|
e-mail: mhan.kayhani@sagduyu.com 22.06.1999
Pakistan'ın nükleer güce
erişmesinin hikayesi - I
Muhterem okuyucular, bu sütunda
size Pakistan'ın dünyanın yedinci nükleer gücü oluşunun hikayesini anlatmak
istiyorum. Çünkü Pakistan'ın nükleer güce sahip ilk Müslüman ülke olması her ne
kadar şimdilik farkında olmasak da uzun vadede hem İslam dünyasını, hem de dünya
dengesini derinden etkileyecektir. Onun için bu yazımın dikkatle okunacağını
umuyorum.
Pakistan'ın doğuşunun arkasındaki düşünceleri ve bu ülkenin gelişerek dünyanın
yedinci nükleer gücü olmasını "İslamic Perspective Of History adlı kitabımda
şöyle anlatmıştım.
"Hilafetin ilgası ile İslam'ın siyasi birliği ve zinciri koptu,
Artık Hind alt kıtasındaki Müslümanların davası yoktu,
Çünkü onların davası İslam hilafetini korumak olmuştu,
Bu onlara kendi dertlerini unutturmuştu.
Ehl-i Salib'in torunları ve Yahudiler sanmışlardı ki,
İslam dünyadan göçtü ve artık yoktur,
Onlar çok emindiler ki İslam gitti,
Yalnız müze ve kütüphanelerde onun hikayeleri birikti.

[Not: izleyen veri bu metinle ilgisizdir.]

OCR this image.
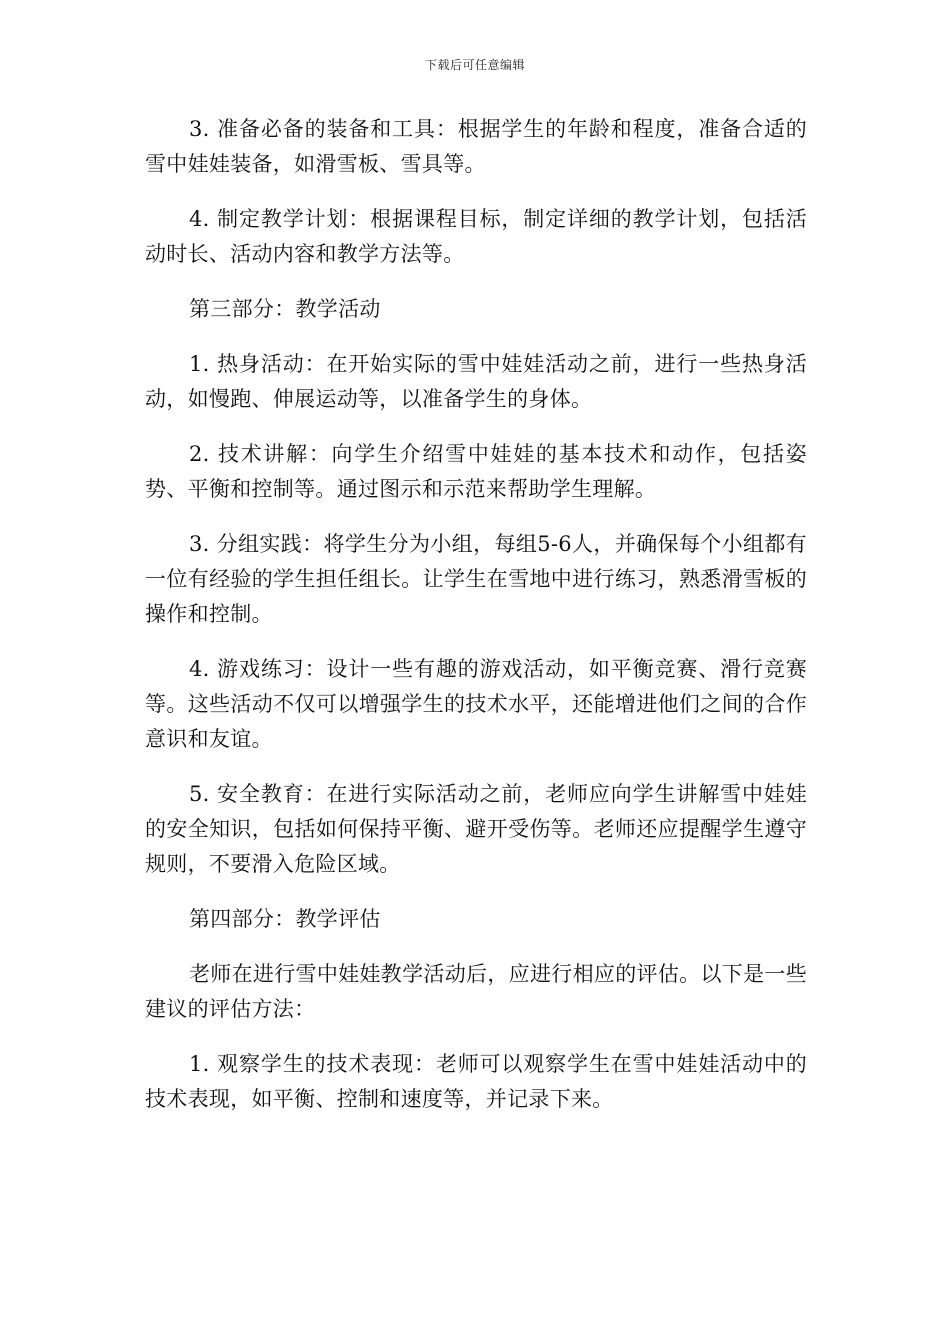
下载后可任意编辑

3. 准备必备的装备和工具：根据学生的年龄和程度，准备合适的雪中娃娃装备，如滑雪板、雪具等。

4. 制定教学计划：根据课程目标，制定详细的教学计划，包括活动时长、活动内容和教学方法等。

第三部分：教学活动

1. 热身活动：在开始实际的雪中娃娃活动之前，进行一些热身活动，如慢跑、伸展运动等，以准备学生的身体。

2. 技术讲解：向学生介绍雪中娃娃的基本技术和动作，包括姿势、平衡和控制等。通过图示和示范来帮助学生理解。

3. 分组实践：将学生分为小组，每组5-6人，并确保每个小组都有一位有经验的学生担任组长。让学生在雪地中进行练习，熟悉滑雪板的操作和控制。

4. 游戏练习：设计一些有趣的游戏活动，如平衡竞赛、滑行竞赛等。这些活动不仅可以增强学生的技术水平，还能增进他们之间的合作意识和友谊。

5. 安全教育：在进行实际活动之前，老师应向学生讲解雪中娃娃的安全知识，包括如何保持平衡、避开受伤等。老师还应提醒学生遵守规则，不要滑入危险区域。

第四部分：教学评估

老师在进行雪中娃娃教学活动后，应进行相应的评估。以下是一些建议的评估方法：

1. 观察学生的技术表现：老师可以观察学生在雪中娃娃活动中的技术表现，如平衡、控制和速度等，并记录下来。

Anlamadılar ki İslam Hak dinidir,
Türk, Arap, İran vs.ye mahsus değildir,
Bu ebedi bir hakikat ve Allah'ın nurudur,
Hiç kimsenin O'nın iradesine karşı koymaya gücü yoktur.
Hilafetin ilgasından çok geçmeden,
Hind alt kıtasındaki Müslümanlar Pakistan'ı oluşturdu,
Orada Kur'an kanunu uygulanacaktı,
Böylece İslam'ın dinamizmi vurgulanacaktı.
Eğer Hilafetin ilgası İslam'ın devlet yasasına meydan okumuşsa,
Pakistan devleti onun bu iddiasını çürütmüştür."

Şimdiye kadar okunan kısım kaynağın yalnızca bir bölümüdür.